I have the following R code:
library(lubridate)
library(vars)
library(tidyverse)
library(Metrics)
library(quantmod)
df = read.csv('oil-data.csv')
## Horizon is the number of months in advance we're trying to predict
horizon = 3
forecast_date <- ymd(df$date)
month(forecast_date) <- month(forecast_date) + horizon
forecast <- data.frame(
forecastDate = forecast_date,
actual = df$actual
)
varStart <- 72
VarData = df[, c("delta_production", "rea", "wti", "delta_inventories")]
## deflating the oil cost by the log of US CPI
VarData$wti = log(VarData$wti)
var_forecast <- rep(NA, nrow(df) - varStart + 1)
for (i in varStart:nrow(df)) {
## p value taken from Kilian and Murphy (2013)
varModel <- VAR(VarData[1:i, ], p = 12, type="const")
temp_var_forecast <- predict(varModel, n.ahead = horizon)

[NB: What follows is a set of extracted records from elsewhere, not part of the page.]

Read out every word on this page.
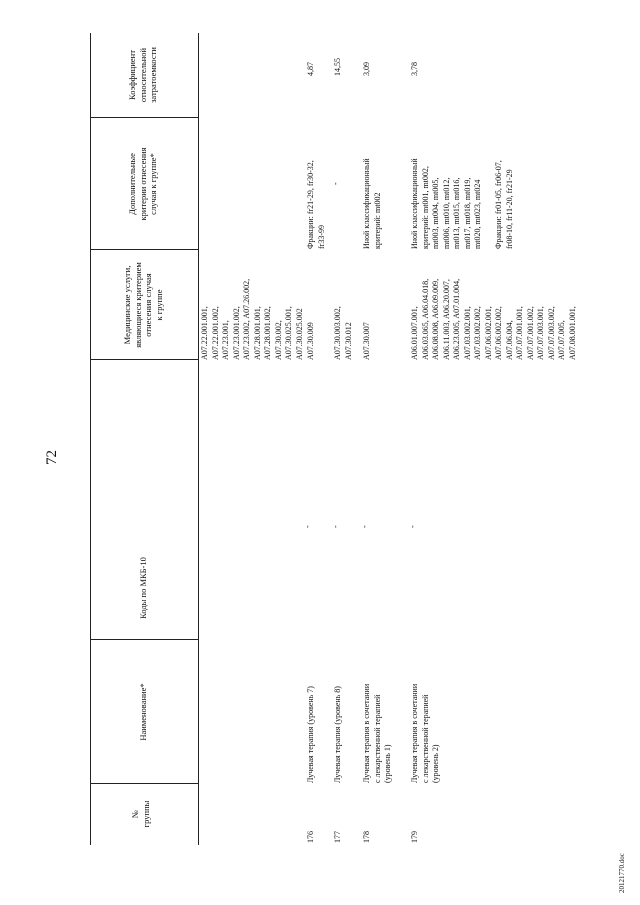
72
20121770.doc
№ группы
Наименование*
Коды по МКБ-10
Медицинские услуги, являющиеся критерием отнесения случая к группе
Дополнительные критерии отнесения случая к группе*
Коэффициент относительной затратоемкости
A07.22.001.001, A07.22.001.002, A07.23.001, A07.23.001.002, A07.23.002, A07.26.002, A07.28.001.001, A07.28.001.002, A07.30.002, A07.30.025.001, A07.30.025.002
176
Лучевая терапия (уровень 7)
-
A07.30.009
Фракции: fr21-29, fr30-32, fr33-99
4,87
177
Лучевая терапия (уровень 8)
-
A07.30.003.002, A07.30.012
-
14,55
178
Лучевая терапия в сочетании с лекарственной терапией (уровень 1)
-
A07.30.007
Иной классификационный критерий: mt002
3,09
179
Лучевая терапия в сочетании с лекарственной терапией (уровень 2)
-
A06.01.007.001, A06.03.065, A06.04.018, A06.08.008, A06.09.009, A06.11.003, A06.20.007, A06.23.005, A07.01.004, A07.03.002.001, A07.03.002.002, A07.06.002.001, A07.06.002.002, A07.06.004, A07.07.001.001, A07.07.001.002, A07.07.003.001, A07.07.003.002, A07.07.005, A07.08.001.001,
Иной классификационный критерий: mt001, mt002, mt003, mt004, mt005, mt006, mt010, mt012, mt013, mt015, mt016, mt017, mt018, mt019, mt020, mt023, mt024
Фракции: fr01-05, fr06-07, fr08-10, fr11-20, fr21-29
3,78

oil_h <- exp(temp_var_forecast["fcst"]$fcst$wti[1])
var_forecast[i - varStart + 1] <- oil_h
}
forecast = forecast[varStart:nrow(df),]
forecast$predicted = var_forecast
forecast$error <- mse(forecast$actual, forecast$predicted)
print(min(forecast$error))
print(mean(forecast$error))
print(max(forecast$error))
When I run this, the resulting forecast$error
value is the same for every value (~40.23398). This seems weird to me, because at each iteration, I am fitting a new VAR model, on a (slightly) different data set.
Why is this? Am I doing something wrong here?
I am trying to replicate model 2.1 from this paper. I can provide more code/data if needed.
The oil-data.csv
file can be downloaded here to reproduce the example.
Currently, the min, mean, and max are all equal to 40.22983.